I let out a built-up breath. “While, I hate my home went to auction, I’m glad it is you who bought it. I hear you have plans?”

“Yeah, but I’d like your help to restore it to the way it was?” She asks, once again staring at me as if she can see me.

I get lost in her eyes, the way they glitter in the moonlight casting down from the hole in the roof.

“I’d like that,” I admit, my instincts telling me to pull her close and never let go.

She tucks her hair behind her ear and her cheeks turn a bashful shade of red. I wish I could feel how warm her skin is, experience the rush of blood rushing under her flesh like a raging river.

If I didn’t know any better, I’d think this woman was meant to be mine.

In another life, in another form, in another world, I’d bind her to me. I have this life, this ghostly form in this world, and she deserves more than an apparatus.

She stands and wipes the dust off her odd waist overalls. “I guess I should get going….” She sounds unsure.
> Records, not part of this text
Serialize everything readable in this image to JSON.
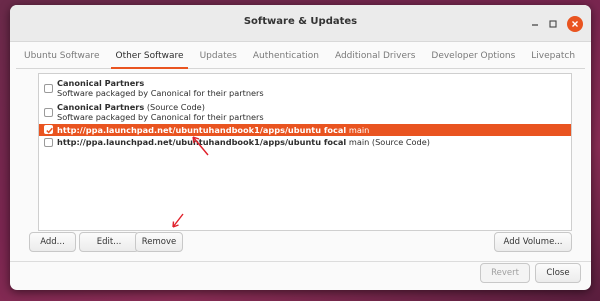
{
  "window": {
    "title": "Software & Updates"
  },
  "titlebar": {
    "icons": [
      "minimize-icon",
      "maximize-icon",
      "close-icon"
    ]
  },
  "tabs": [
    {
      "label": "Ubuntu Software"
    },
    {
      "label": "Other Software"
    },
    {
      "label": "Updates"
    },
    {
      "label": "Authentication"
    },
    {
      "label": "Additional Drivers"
    },
    {
      "label": "Developer Options"
    },
    {
      "label": "Livepatch"
    }
  ],
  "active_tab": "Other Software",
  "sources": [
    {
      "title": "Canonical Partners",
      "subtitle": "Software packaged by Canonical for their partners",
      "checked": false
    },
    {
      "title": "Canonical Partners",
      "title_suffix": " (Source Code)",
      "subtitle": "Software packaged by Canonical for their partners",
      "checked": false
    },
    {
      "url": "http://ppa.launchpad.net/ubuntuhandbook1/apps/ubuntu focal",
      "suffix": " main",
      "checked": true,
      "selected": true
    },
    {
      "url": "http://ppa.launchpad.net/ubuntuhandbook1/apps/ubuntu focal",
      "suffix": " main (Source Code)",
      "checked": false
    }
  ],
  "buttons": {
    "add": "Add...",
    "edit": "Edit...",
    "remove": "Remove",
    "add_volume": "Add Volume...",
    "revert": "Revert",
    "close": "Close"
  },
  "colors": {
    "accent": "#e95420",
    "annotation": "#e0202a"
  }
}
She doesn’t want to go, and I don’t want her to.

I reach out, taking her hand in mine and her head tilts to where we touch, the sparks of the veil between the living and the unknown colliding. “Don’t go. I only exist when you’re here,” I admit, not wanting to fade into nothing. My heart isn’t ready for her to leave either.

Her eyes widen, the whites of her eyes as big as moons. “Say it again?”

“I only exist when you’re here,” I repeat, watching as emotions I don’t recognize rush over her face.

“I heard you.”

I feel stronger every second she is here. Maybe that’s why.

“I heard you, Lex!”

I smile, wishing she could see the relief on my face. “Thank goodness. Talking through that board took ages,” I joke.

Not that I had anything better to do.

“Yeah, but I would have waited all my life anyway,” she admits.

I cup her jaw with my hand, the sparks stronger and brighter.

It’s a barrier I intend to break. I don’t know how, but I will. I need to feel her in my arms.

Pressing my forehead against hers, I drag my other hand down her arm. The sparks tingling my fingertips. I don’t say anything and neither does she. Saying something might ruin everything. This moment is too hard to believe.

A vampire’s ghost and a human falling for one another?

It isn’t possible.

Yet, here we are.

“Stay?” I finally say after what seems like hours holding one another.

“You wanted me out yesterday.”

“And now I never want you to leave.” I only wish she could see me now, so she could see the want and need I have for her as I stare into her eyes.

“This is my house. I’m not going anywhere.”

I correct her, “Our house because I’m not either.”

With hesitation, she lifts her hands and tests the waters of touching me, hovering them right over my chest.

“Higher,” I say to her.

She slides her palms up to my neck and the glow the sparks create give her an outline of my chest, illuminating my form. She continues up, trailing her delicate fingers across my neck until she reaches my face.

She can finally see me, granted it’s through light since our veils are hitting against one another, but it’s how she reacts when her eyes land on mine.

“I’ve dreamed of you.” Maven has a look of wonderment and astonishment on her beautiful face.

If I could dream, I have a feeling I’d dream of her too.